Le fils rit de bon cœur alors que les deux clowns chamailleuses se dirigent vers la porte et disparaissent.

« Mais on vous a déjà vue, Renée ! Vous êtes une blagueuse »

Tous les échanges ne sont pas aussi tendres, certains résidents s’agacent des bêtises des deux clowns mais celles-ci ne se démontent pas : elles tentent d’offrir les fleurs qui décorent les couloirs de l’Ehpad à plusieurs soignantes, s’inventent de nouvelles relations filiales -cette fois-ci avec le Pape-, demandent des conseils de style ou de séduction à chaque résident qu’elles croisent, ou récitent du Racine et du Baudelaire à d’autres, assoupis et qui n’ont rien demandé.

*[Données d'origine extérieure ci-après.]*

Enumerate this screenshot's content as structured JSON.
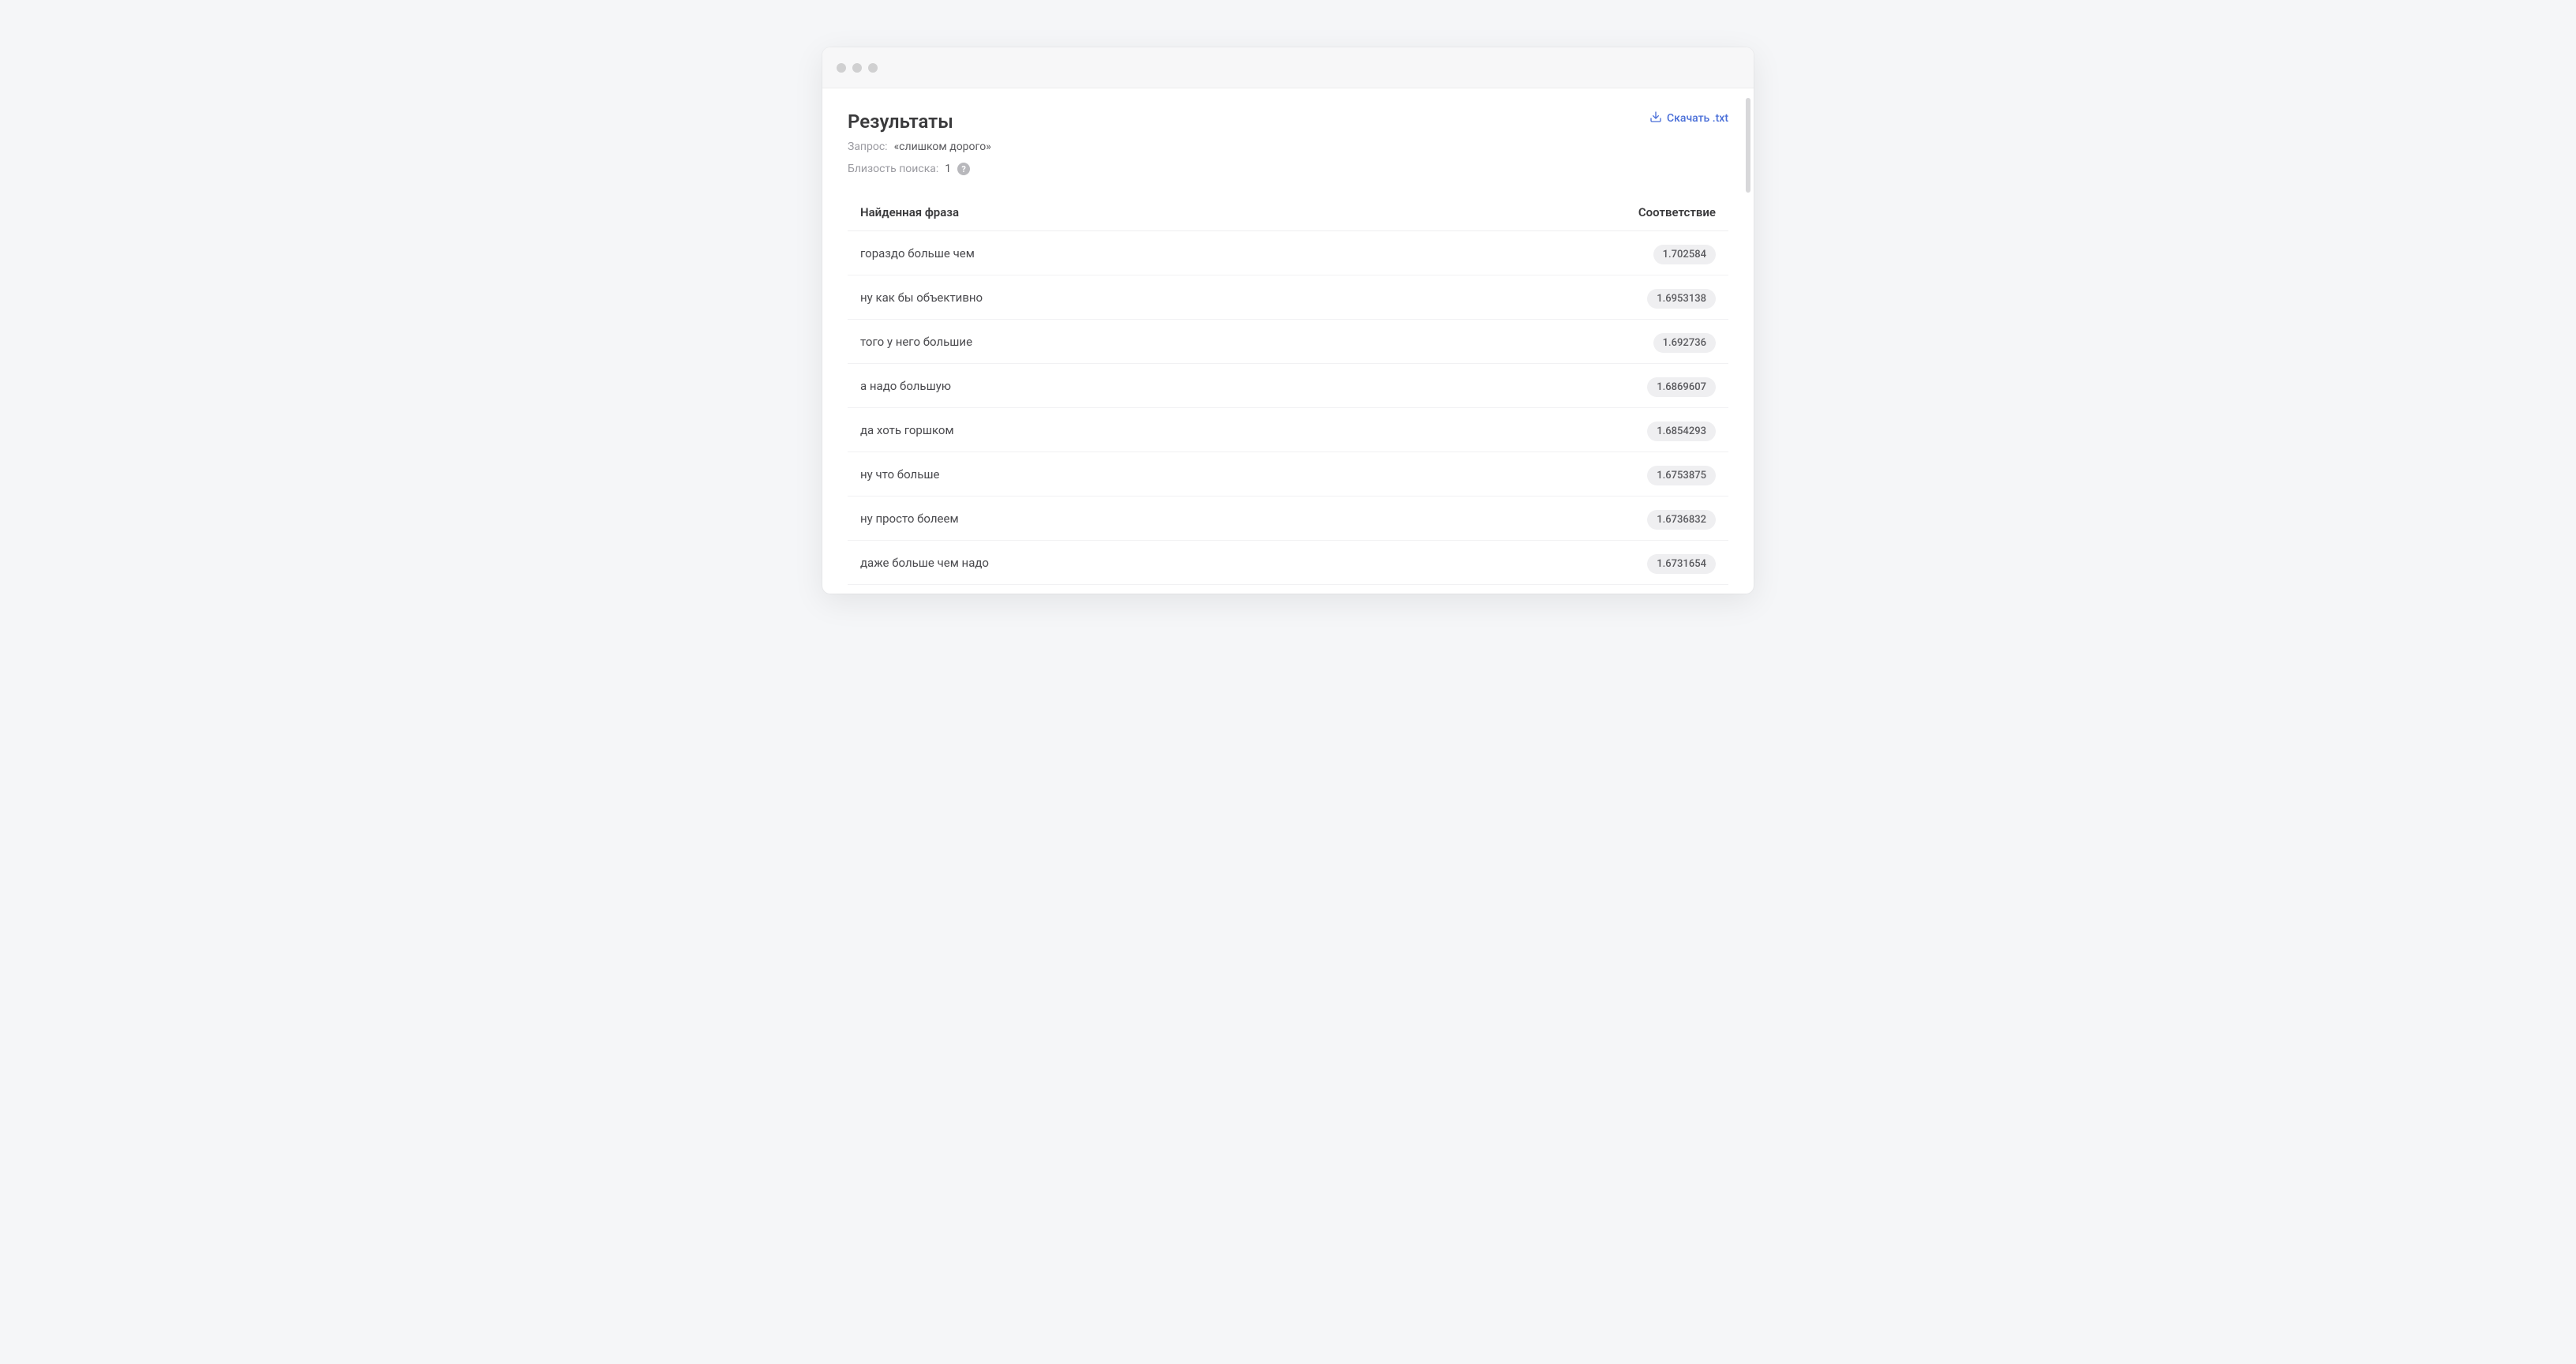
{
  "header": {
    "title": "Результаты",
    "download_label": "Скачать .txt"
  },
  "meta": {
    "query_label": "Запрос:",
    "query_value": "«слишком дорого»",
    "proximity_label": "Близость поиска:",
    "proximity_value": "1"
  },
  "table": {
    "col_phrase": "Найденная фраза",
    "col_score": "Соответствие",
    "rows": [
      {
        "phrase": "гораздо больше чем",
        "score": "1.702584"
      },
      {
        "phrase": "ну как бы объективно",
        "score": "1.6953138"
      },
      {
        "phrase": "того у него большие",
        "score": "1.692736"
      },
      {
        "phrase": "а надо большую",
        "score": "1.6869607"
      },
      {
        "phrase": "да хоть горшком",
        "score": "1.6854293"
      },
      {
        "phrase": "ну что больше",
        "score": "1.6753875"
      },
      {
        "phrase": "ну просто болеем",
        "score": "1.6736832"
      },
      {
        "phrase": "даже больше чем надо",
        "score": "1.6731654"
      }
    ]
  }
}
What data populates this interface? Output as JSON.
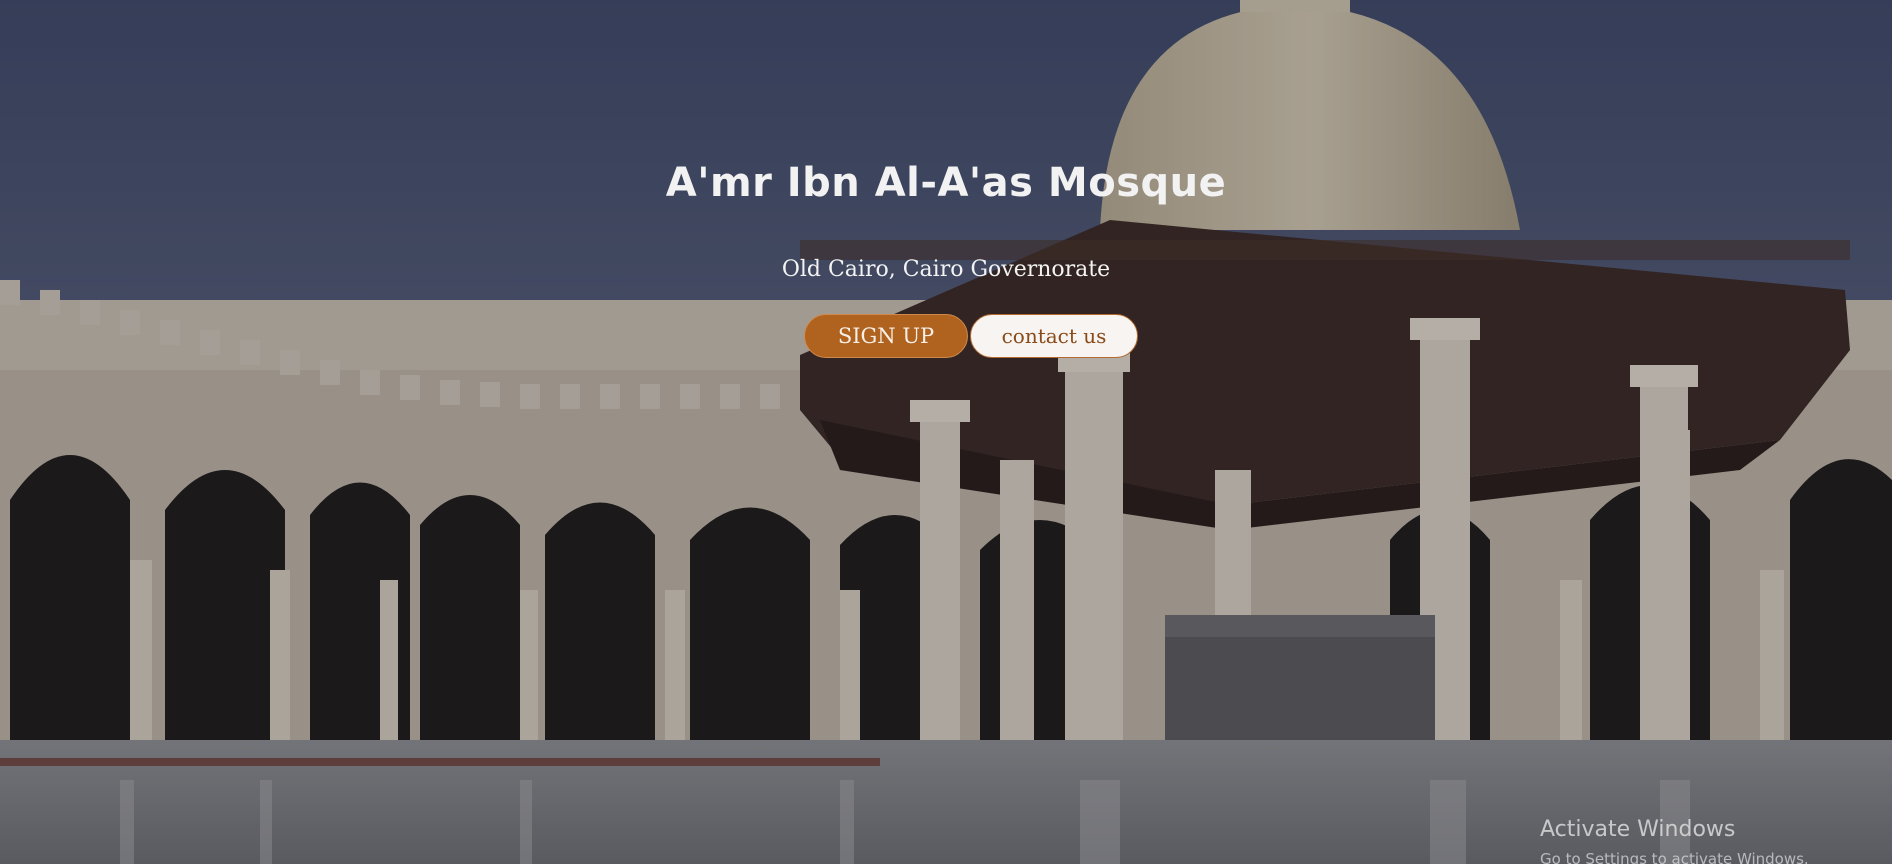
{
  "hero": {
    "title": "A'mr Ibn Al-A'as Mosque",
    "subtitle": "Old Cairo, Cairo Governorate",
    "buttons": {
      "signup_label": "SIGN UP",
      "contact_label": "contact us"
    }
  },
  "system": {
    "watermark_title": "Activate Windows",
    "watermark_subtitle": "Go to Settings to activate Windows."
  },
  "colors": {
    "signup_bg": "#b0621f",
    "contact_bg": "#f7f4f1",
    "contact_text": "#8a4b19",
    "title_text": "#f2f2f2"
  }
}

Au bout de deux heures, les clowns ont fait le tour des trois étages de l’Ehpad. Après avoir subtilisé des verres de limonade au goûter des résidentes qui viennent de finir de jardiner, elles se dirigent vers la pièce qui leur sert de loge. La psychologue de l’Ehpad les intercepte :

« Vous avez oubliez une résidente ! »

Les clowns de l’Ehpad Bertille et Josiane font déambuler Raymonde.Photo : LS/Rue89Lyon

Alarmées, les clowns se dépêchent de monter au troisième étage pour aller à la rencontre de la déçue et tombent… sur Renée, l’une des premières rencontrées, un sourire facétieux sur les lèvres. Josiane s’exclame :

« Mais on vous a déjà vue, Renée ! Vous êtes une blagueuse, vous ! »

Et Renée, affichant d’abord une mine faussement gênée, finit par éclater de rire.